Putting aside the general error case of COULD_NOT_ANALYSE, the three main categories are kind of... unsatisfying.

For example, if your class has a primitive array field, it will be classed as MAYBE immutable. In this case it's due to the tool being naive and not doing the kind of analysis it could, and there were so many false positives being generated. At the time I thought it was a pragmatic (read "weasel") way to have my cake and eat it too - I got to reduce false positives, without the effort of making the analysis more powerful. The problem is that it's not particularly helpful. When Joe Hypothetical runs the analysis, what is he supposed to concur from seeing that his class is "maybe immutable"?

Another example is the DEFINITELY category. In the discussion following a previous blog post it was pointed out that where I had used a class I considered DEFINITELY immutable, a commenter pointed out that under certain threading conditions, it could be seen to mutate. These categories were not being used to communicate certain, specific, well defined, and ultimately useful information.

So I've been thinking about having different categories, that will hopefully be more useful. I've borrowed a couple, which, because the book is so darn good, are based on the ideas and semantics from Java Concurrency in Practice.

  • IMMUTABLE 
  • EFFECTIVELY_IMMUTABLE
  • NOT_IMMUTABLE
  • COULD_NOT_ANALYSE
Immutable is the strictest category of immutability. All fields are final and the class is final. All fields are immutable (a 'turtles all the way down' kind of arrangement). Instances of this class can be published in any way, under any threading conditions, as the Java Memory Model guarantees that writes to the final field Happens-Before any reads from that field. Implicitly thread safe. Issues include: that old favourite - lazily loading fields that are expensive to compute. Detecting benign data races is Hard. I may have to hard code some common cases, e.g. java.lang.String/java.math.BigDecimal.

Instances of effectively immutable classes can be safely shared across threads, as long as they are safely published (JCIP covers what 'safely published' means in more detail). The class doesn't need to be final. Fields don't need to be final, but they can only be, and must be, assigned in the constructor or private methods called only by the constructor. Fields should all be immutable, effectively immutable, or mutable-but-never-mutated, meaning for example, a field can be of type java.util.List, or an array, but as long as it isn't mutated after construction, it's fine.
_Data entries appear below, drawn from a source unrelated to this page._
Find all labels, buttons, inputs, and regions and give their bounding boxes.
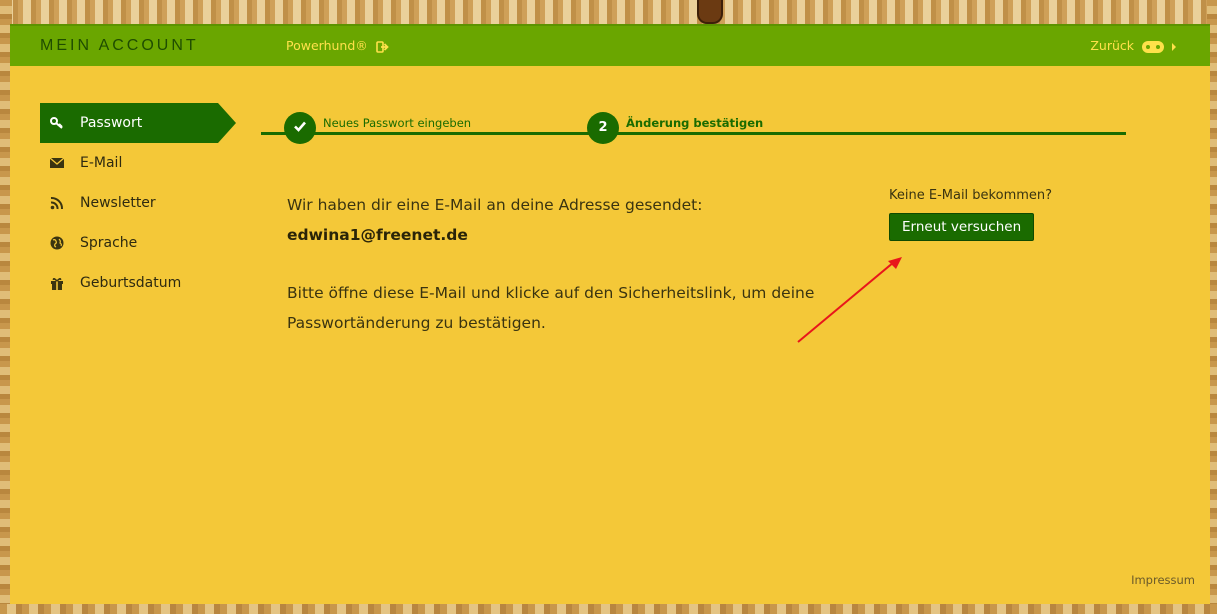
impressum-link[interactable]: Impressum — [1131, 573, 1195, 587]
powerhund-link[interactable]: Powerhund® — [286, 38, 389, 53]
page-title: MEIN ACCOUNT — [40, 37, 199, 54]
annotation-arrow — [797, 257, 902, 343]
retry-section: Keine E-Mail bekommen? Erneut versuchen — [889, 188, 1052, 241]
progress-stepper: Neues Passwort eingeben 2 Änderung bestä… — [261, 108, 1126, 148]
email-address: edwina1@freenet.de — [287, 226, 468, 244]
gamepad-icon — [1142, 40, 1165, 53]
instruction-text: Bitte öffne diese E-Mail und klicke auf … — [287, 284, 815, 332]
caret-right-icon — [1172, 42, 1176, 51]
sidebar-item-label: Sprache — [80, 235, 138, 251]
rss-icon — [50, 197, 63, 210]
sidebar-item-email[interactable]: E-Mail — [40, 143, 240, 183]
sent-text: Wir haben dir eine E-Mail an deine Adres… — [287, 196, 703, 214]
powerhund-link-label: Powerhund® — [286, 38, 368, 53]
sidebar-item-geburtsdatum[interactable]: Geburtsdatum — [40, 263, 240, 303]
step-1-label: Neues Passwort eingeben — [323, 116, 472, 130]
sidebar-item-label: E-Mail — [80, 155, 123, 171]
account-sidebar: Passwort E-Mail Newsletter Sprache Gebur… — [40, 103, 240, 303]
key-icon — [50, 117, 63, 129]
envelope-icon — [50, 157, 64, 168]
back-link-label: Zurück — [1090, 38, 1135, 53]
back-link[interactable]: Zurück — [1090, 38, 1176, 53]
hanging-stick-decoration — [697, 0, 723, 24]
confirmation-message: Wir haben dir eine E-Mail an deine Adres… — [287, 190, 847, 338]
frame-bottom — [0, 604, 1217, 614]
top-bar: MEIN ACCOUNT Powerhund® Zurück — [10, 24, 1210, 66]
sidebar-item-label: Passwort — [80, 115, 143, 131]
globe-icon — [50, 236, 64, 250]
gift-icon — [51, 277, 63, 290]
sidebar-item-sprache[interactable]: Sprache — [40, 223, 240, 263]
sidebar-item-label: Newsletter — [80, 195, 156, 211]
sidebar-item-passwort[interactable]: Passwort — [40, 103, 236, 143]
step-1-marker — [284, 112, 316, 144]
stepper-line — [261, 132, 1126, 135]
no-email-question: Keine E-Mail bekommen? — [889, 188, 1053, 203]
check-icon — [294, 121, 306, 132]
sign-out-icon — [375, 40, 389, 53]
frame-top — [0, 0, 1217, 24]
sidebar-item-newsletter[interactable]: Newsletter — [40, 183, 240, 223]
step-2-label: Änderung bestätigen — [626, 116, 764, 130]
account-panel: MEIN ACCOUNT Powerhund® Zurück Passwort — [10, 24, 1210, 604]
step-2-marker: 2 — [587, 112, 619, 144]
retry-button[interactable]: Erneut versuchen — [889, 213, 1035, 241]
sidebar-item-label: Geburtsdatum — [80, 275, 182, 291]
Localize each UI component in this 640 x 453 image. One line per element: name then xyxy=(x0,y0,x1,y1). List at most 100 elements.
This includes allowing references to mutable instances to escape, e.g. returning the array field from a method call without copying first. Issues include: the 'method called only from constructor' clause allows for serialisation... but should it? Also, confidently identifying fields which are mutable but never mutated is non-trivial.

Not immutable is everything else: interfaces and abstract classes, classes whose fields can be reassigned after construction, whose mutable fields are published, which assign a mutable type (e.g. List or an array) to a field. The analysis will still need to get better at detecting valid and common patterns, but the more esoteric the code gets, the more likely the analysis is just going to throw it's hands up in the air in desperation and admit mutability.

This scheme, would represent a slight change in direction for the analysis. I can remember when the code was thrown together as part of a uni assignment, that the requirements for being immutable were very strict, and since then I've tried to improve the analysis to allow for more leniency. Now I'm starting to think that strictness may be more of a strength - particularly since it would be possible to manually 'override' the result using a flexible and fluent API available in unit test assertions.

So not a particularly ground breaking or earth shattering change suggestion, but hopefully something that could potentially be more useful, communicative and more broadly understood.  As usual comments and suggestions welcome, thanks for reading.